The cool-headed but warm-hearted approach to economic security instead involves stronger education and saving policies, which prepare workers in advance for hard times, and also a revamped system of social insurance and progressive taxation, which cushion the blows that inevitably occur in the process of creative destruction.

Saving and asset accumulation give families a nest egg to draw upon during times of trouble. Many families save too little, though, because they don’t have time to focus on saving decisions and because they’re intimidated by the complexity. We need to adopt a Fast Lane approach that makes saving as automatic as paying a highway toll. For example, under an automatic 401(k), workers are enrolled unless they specifically opt out. Their contribution rate automatically rises over time, and their funds are invested in a diversified, low-cost portfolio. Workers could always make different choices, but the rules would have a default preference toward saving. This system works: Participation rates among new low-wage workers jump from under 15 percent to 80 percent when automatic enrollment is put in place. No other imaginable change boosts participation as much. Automatic savings vehicles should be universal.

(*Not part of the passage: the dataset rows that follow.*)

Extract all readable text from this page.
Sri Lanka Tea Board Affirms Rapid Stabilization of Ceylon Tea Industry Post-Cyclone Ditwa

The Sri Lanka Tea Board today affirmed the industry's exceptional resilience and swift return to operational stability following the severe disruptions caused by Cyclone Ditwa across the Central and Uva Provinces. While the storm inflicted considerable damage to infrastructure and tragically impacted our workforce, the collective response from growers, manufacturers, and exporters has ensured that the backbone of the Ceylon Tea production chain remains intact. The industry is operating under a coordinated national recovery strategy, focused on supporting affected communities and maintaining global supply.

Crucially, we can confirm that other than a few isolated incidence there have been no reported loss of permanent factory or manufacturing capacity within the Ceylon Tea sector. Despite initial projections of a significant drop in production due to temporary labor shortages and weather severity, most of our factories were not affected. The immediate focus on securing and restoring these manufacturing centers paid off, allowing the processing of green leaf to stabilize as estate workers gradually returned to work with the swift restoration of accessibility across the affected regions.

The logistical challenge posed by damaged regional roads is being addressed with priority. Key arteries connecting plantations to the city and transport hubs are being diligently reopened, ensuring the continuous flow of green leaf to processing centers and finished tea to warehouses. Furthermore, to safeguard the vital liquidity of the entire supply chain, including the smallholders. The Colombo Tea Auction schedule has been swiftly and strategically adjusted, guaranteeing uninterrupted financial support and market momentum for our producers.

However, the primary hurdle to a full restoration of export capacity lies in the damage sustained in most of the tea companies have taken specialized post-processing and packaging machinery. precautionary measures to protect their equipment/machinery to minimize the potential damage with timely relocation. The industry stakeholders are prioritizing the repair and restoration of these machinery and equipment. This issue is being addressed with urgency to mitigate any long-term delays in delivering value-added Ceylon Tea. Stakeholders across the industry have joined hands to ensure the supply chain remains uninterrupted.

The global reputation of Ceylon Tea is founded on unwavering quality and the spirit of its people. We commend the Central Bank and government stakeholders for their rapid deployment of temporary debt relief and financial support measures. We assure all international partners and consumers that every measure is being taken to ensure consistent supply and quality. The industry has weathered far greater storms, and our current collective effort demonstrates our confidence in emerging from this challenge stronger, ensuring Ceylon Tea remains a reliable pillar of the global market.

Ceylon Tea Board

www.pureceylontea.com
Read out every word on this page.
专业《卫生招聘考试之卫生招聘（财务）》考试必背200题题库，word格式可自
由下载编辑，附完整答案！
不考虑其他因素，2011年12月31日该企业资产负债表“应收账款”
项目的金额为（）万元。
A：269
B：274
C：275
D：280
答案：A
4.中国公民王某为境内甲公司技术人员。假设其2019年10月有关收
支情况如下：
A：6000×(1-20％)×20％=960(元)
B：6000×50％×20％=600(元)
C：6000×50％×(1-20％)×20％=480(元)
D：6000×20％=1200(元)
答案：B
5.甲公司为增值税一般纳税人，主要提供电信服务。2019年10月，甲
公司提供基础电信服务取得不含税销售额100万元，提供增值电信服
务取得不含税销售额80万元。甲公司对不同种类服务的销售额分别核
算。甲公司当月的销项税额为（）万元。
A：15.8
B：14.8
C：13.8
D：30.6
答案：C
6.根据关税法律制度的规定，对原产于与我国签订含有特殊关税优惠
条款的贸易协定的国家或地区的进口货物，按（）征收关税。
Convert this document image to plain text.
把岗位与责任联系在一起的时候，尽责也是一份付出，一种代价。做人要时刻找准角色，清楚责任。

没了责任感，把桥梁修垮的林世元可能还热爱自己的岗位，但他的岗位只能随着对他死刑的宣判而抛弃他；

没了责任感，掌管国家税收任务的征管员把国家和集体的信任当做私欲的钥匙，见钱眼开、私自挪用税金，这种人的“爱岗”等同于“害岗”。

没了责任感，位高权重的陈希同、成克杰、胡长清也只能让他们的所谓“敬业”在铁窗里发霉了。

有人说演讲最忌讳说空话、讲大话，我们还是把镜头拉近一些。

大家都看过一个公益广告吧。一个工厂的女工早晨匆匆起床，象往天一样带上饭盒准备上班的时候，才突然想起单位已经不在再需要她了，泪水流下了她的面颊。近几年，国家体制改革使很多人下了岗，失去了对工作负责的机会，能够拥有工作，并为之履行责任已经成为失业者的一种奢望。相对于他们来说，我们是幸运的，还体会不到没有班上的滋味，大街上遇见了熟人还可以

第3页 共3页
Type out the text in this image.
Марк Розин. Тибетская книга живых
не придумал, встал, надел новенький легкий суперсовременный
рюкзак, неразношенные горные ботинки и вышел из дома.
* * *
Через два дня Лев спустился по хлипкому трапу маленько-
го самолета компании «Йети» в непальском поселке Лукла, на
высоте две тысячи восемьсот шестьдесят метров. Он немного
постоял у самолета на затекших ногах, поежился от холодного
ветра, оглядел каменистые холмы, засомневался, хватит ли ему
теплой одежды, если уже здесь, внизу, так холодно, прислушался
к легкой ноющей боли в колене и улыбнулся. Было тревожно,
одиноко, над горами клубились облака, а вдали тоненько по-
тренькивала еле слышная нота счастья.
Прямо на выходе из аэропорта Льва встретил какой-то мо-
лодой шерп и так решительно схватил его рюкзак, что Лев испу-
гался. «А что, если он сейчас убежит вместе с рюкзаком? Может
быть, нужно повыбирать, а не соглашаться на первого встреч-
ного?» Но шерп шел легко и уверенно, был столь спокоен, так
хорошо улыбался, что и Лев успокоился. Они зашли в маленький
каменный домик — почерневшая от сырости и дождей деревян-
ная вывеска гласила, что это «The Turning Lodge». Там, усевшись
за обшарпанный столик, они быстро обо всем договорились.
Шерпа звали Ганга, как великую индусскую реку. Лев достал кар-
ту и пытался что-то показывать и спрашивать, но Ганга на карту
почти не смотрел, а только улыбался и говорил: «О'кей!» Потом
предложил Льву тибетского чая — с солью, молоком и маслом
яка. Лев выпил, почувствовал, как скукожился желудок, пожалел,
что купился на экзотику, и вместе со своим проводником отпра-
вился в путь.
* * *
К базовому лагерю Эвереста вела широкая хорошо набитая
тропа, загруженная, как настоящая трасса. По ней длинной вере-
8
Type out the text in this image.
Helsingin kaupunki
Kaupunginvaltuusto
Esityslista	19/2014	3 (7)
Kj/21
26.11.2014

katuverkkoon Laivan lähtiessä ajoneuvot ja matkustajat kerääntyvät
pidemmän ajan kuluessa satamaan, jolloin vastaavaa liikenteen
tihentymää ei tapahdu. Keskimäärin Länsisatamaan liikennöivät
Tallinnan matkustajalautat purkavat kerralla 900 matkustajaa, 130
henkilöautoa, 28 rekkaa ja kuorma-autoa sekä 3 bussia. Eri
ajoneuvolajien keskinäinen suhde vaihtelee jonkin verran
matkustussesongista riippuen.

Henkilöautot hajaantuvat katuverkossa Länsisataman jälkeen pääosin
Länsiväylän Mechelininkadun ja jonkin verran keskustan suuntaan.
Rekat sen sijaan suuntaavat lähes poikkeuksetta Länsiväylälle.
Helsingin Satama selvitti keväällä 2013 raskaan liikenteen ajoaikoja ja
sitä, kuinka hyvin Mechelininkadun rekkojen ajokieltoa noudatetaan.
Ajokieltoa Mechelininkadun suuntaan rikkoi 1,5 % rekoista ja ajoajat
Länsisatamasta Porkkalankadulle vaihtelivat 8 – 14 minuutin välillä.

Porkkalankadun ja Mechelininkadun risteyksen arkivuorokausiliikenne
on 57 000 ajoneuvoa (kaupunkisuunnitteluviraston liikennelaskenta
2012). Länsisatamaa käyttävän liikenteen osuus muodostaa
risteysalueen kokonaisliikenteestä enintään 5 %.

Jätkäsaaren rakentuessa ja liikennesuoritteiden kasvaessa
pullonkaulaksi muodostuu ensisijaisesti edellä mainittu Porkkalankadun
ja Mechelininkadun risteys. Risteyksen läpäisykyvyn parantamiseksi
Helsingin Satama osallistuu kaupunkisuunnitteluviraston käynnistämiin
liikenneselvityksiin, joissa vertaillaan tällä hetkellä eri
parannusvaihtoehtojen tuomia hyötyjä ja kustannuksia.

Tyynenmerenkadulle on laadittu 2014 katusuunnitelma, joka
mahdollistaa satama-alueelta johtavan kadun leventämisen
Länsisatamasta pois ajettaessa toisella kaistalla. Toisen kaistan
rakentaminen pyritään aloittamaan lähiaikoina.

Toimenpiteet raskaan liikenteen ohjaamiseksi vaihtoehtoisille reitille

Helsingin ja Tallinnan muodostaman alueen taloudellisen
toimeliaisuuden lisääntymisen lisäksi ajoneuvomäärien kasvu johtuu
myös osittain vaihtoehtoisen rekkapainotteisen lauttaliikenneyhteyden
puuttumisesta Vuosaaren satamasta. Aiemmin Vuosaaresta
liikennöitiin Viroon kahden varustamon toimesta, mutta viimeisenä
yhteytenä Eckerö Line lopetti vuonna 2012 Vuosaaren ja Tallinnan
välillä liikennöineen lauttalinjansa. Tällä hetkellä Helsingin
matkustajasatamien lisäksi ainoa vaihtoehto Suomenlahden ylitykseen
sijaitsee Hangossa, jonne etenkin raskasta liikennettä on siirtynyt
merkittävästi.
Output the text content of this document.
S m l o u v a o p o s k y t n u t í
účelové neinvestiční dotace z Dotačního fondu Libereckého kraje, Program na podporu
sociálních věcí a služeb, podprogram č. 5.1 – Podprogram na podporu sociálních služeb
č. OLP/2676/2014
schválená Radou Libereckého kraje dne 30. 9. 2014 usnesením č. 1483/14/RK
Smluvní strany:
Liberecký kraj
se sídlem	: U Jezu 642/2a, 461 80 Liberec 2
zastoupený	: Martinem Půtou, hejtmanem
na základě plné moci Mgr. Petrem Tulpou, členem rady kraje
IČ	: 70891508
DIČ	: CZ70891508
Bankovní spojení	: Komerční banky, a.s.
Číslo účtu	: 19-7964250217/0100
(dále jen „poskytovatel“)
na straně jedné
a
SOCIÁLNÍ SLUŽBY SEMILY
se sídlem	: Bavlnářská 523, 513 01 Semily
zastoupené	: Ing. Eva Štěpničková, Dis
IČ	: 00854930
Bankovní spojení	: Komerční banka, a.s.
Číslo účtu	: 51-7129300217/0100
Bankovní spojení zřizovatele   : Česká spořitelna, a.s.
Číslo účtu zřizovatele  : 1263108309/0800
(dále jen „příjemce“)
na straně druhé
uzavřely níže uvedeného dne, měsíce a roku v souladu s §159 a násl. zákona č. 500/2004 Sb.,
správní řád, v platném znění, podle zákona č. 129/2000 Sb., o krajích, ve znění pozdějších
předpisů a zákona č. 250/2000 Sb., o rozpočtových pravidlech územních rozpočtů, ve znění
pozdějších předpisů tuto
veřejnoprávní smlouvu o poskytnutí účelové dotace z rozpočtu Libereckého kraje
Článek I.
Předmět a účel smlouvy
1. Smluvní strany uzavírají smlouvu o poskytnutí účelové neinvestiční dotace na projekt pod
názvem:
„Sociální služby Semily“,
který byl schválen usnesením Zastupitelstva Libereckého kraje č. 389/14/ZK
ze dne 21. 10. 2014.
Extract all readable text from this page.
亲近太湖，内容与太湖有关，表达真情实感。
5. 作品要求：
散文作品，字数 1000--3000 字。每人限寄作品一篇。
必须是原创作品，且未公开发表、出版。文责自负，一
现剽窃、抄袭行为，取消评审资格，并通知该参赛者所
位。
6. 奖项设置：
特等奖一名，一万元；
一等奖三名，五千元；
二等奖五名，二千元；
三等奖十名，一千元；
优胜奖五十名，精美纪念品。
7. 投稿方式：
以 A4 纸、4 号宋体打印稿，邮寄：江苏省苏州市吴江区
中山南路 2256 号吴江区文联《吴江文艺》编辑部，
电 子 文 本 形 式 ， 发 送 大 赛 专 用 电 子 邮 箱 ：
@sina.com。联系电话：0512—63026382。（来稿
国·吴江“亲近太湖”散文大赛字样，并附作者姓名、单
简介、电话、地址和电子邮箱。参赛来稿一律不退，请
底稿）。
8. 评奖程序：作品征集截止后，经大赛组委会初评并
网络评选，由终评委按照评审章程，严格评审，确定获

The tax system can also help. A progressive tax system can help cushion income fluctuations, since it takes less in bad years than good. We could make the tax code both more progressive and more efficient by reforming the way we provide tax incentives. The nation devotes roughly $500 billion a year to subsidizing socially beneficial activities—such as retirement saving, healthcare, education, and homeownership—through the tax code. The vast majority of these incentives take the form of deductions or exclusions, so the size of a tax break depends on a household’s tax bracket. So a high-income household saves 35 cents in taxes for each dollar of subsidized activity; a middle-income household saves only 15 cents. The result is not only unfair but also inefficient. Instead, the subsidies should be delivered in the form of credits that do not vary by income. Each family would get a credit of, say, 25 cents for each dollar of activity. Such a shift would mean much larger benefits for more than three-quarters of families—the ones hardest hit by economic insecurity.

The dramatic increases in economic instability demand our response. We can learn lessons from Europe. In the Nordic economies (such as Denmark), market flexibility and competition have been combined with social insurance schemes that protect family incomes but also encourage work. In the continental European countries (such as France and Germany), governments have intervened directly in the workings of the market. The Nordic approach works better. Trying to shut down the process of creative destruction creates macroeconomic stagnation.

As they regain control of Congress, Democrats should remember that a combination of education, saving, social insurance, and progressive taxation would allow the engine of economic growth to continue humming—while still providing better protection to America’s working families.